In 2013, Lammy accused the BBC of making a "silly innuendo about the race" on Twitter during the announcement of the next Pontiff where the BBC tweeted "will smoke be black or white?" in reference to smoke above the Sistine Chapel. Lammy criticised the BBC's tweet as "crass and unnecessary.” He subsequently apologised after other Twitter users pointed out the role played by black and white smoke in announcing the election of a new Pope.
In January 2016 Lammy claimed that one million Indians sacrificed their lives during the Second World War, not for the survival of Britain and to fight Nazism, but instead for the "European Project."; the statement was strongly criticised and ridiculed by The Spectator.
In January 2019 Lammy described Rod Liddle having a column in a weekly newspaper as a "national disgrace" and accused Liddle of having “white middle class privilege” for expressing the view that absent fathers played a role in violent crime involving black youths. Writing in an article for The Spectator, Liddle disputed Lammy's claim that he was raised in a family reliant on tax credits, which were not introduced in the United Kingdom until Lammy was aged 31.
In February 2019 Lammy criticised Stacey Dooley for photographs she posted on social media of her trip to Uganda for Comic Relief, and said that "the world does not need any more white saviours", and that she was "perpetuating 'tired and unhelpful stereotypes' about Africa". He also stated however, that he does not question her "good motives". The donations received for the Red Nose Day broadcast in March 2019 fell by £8 million and the money raised that year was the lowest since 2007, which some have blamed on Lammy's remarks. Critics of his view included Wikipedia founder Jimmy Wales and Conservative Party MP Chris Philp. Lammy responded to criticism with a statement in which he referred to the decline in donations being due to contributing factors of austerity, declining viewing figures, trends in the charity sector and format fatigue and that he hoped his comments "would inspire the charity to refresh its image and think harder about the effects its output has on our perceptions of Africa".

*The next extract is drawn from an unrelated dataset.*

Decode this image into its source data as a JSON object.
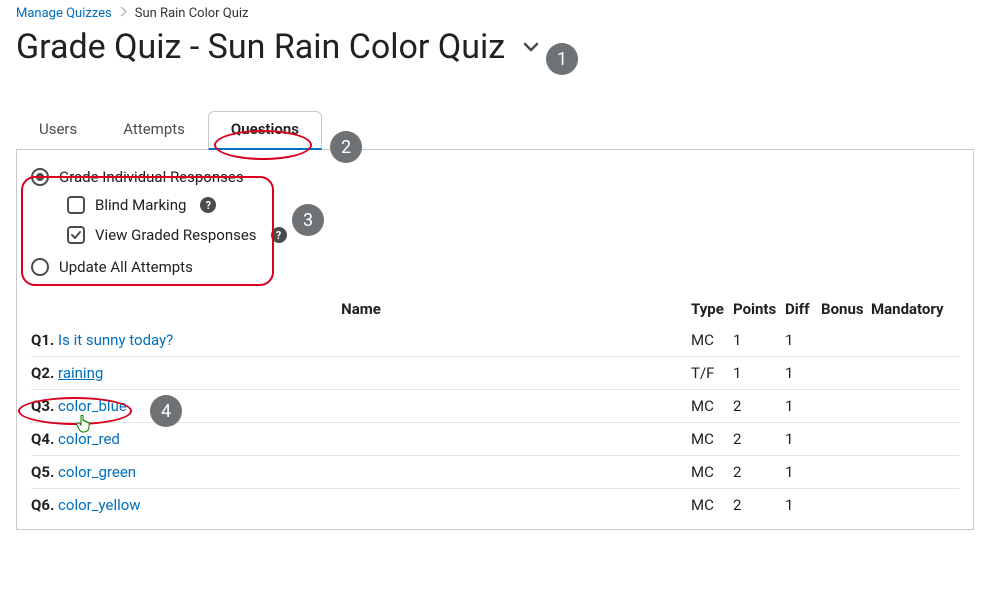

Lammy sparked further controversy when he likened opposing the policies of the European Research Group to opposition to the Nazi Party during the Second World War and South African apartheid while speaking at an anti-Brexit rally. When asked by broadcaster Andrew Marr in April 2019 if he stood by the comments, Lammy responded by claiming the comparisons "didn’t go far enough," and proceeded to compare politicians Boris Johnson and Jacob Rees-Mogg to Nazis, referencing Johnson's alleged contact with Steve Bannon, before adding, "I don't care how elected they were, so were the far right in Germany." Conservative Party MP Conor Burns criticised the comments by saying "I used to have regard for David Lammy. But this is batshit. Comparing ERG to Hitler is quite something. Fully lost it." Jewish Chronicle editor Stephen Pollard also described Lammy's comments as "shockingly inappropriate."
The politician also attracted criticism for arguing that the Grenfell Tower fire was solely "a failure on social housing, a failure to protect poor people in state housing". Speaking to Channel 4 News on the publication of the Phase 1 report of the Grenfell Tower Inquiry in October 2019, Lammy said that "in a fancy penthouse in Chelsea, this would not have happened". LGA building safety spokesman Lord Porter said that the same fire hazards apply to all high-rise residential buildings, regardless of who lives in them, and that Lammy was unhelpfully politicising the issue by emphasising class.

Personal life

Lammy married the artist Nicola Green in 2005; the couple have two sons and a daughter. Lammy is a Christian. He is also a Tottenham Hotspur F.C. fan. He states that his identity is "British, English,... a Londoner... also European".
In November 2011, he published a book, Out of the Ashes: Britain After the Riots, about the August 2011 riots.
Lammy has regularly been included in the Powerlist as one of the most influential people in the UK of African/African-Caribbean descent, including the most recent published in 2020.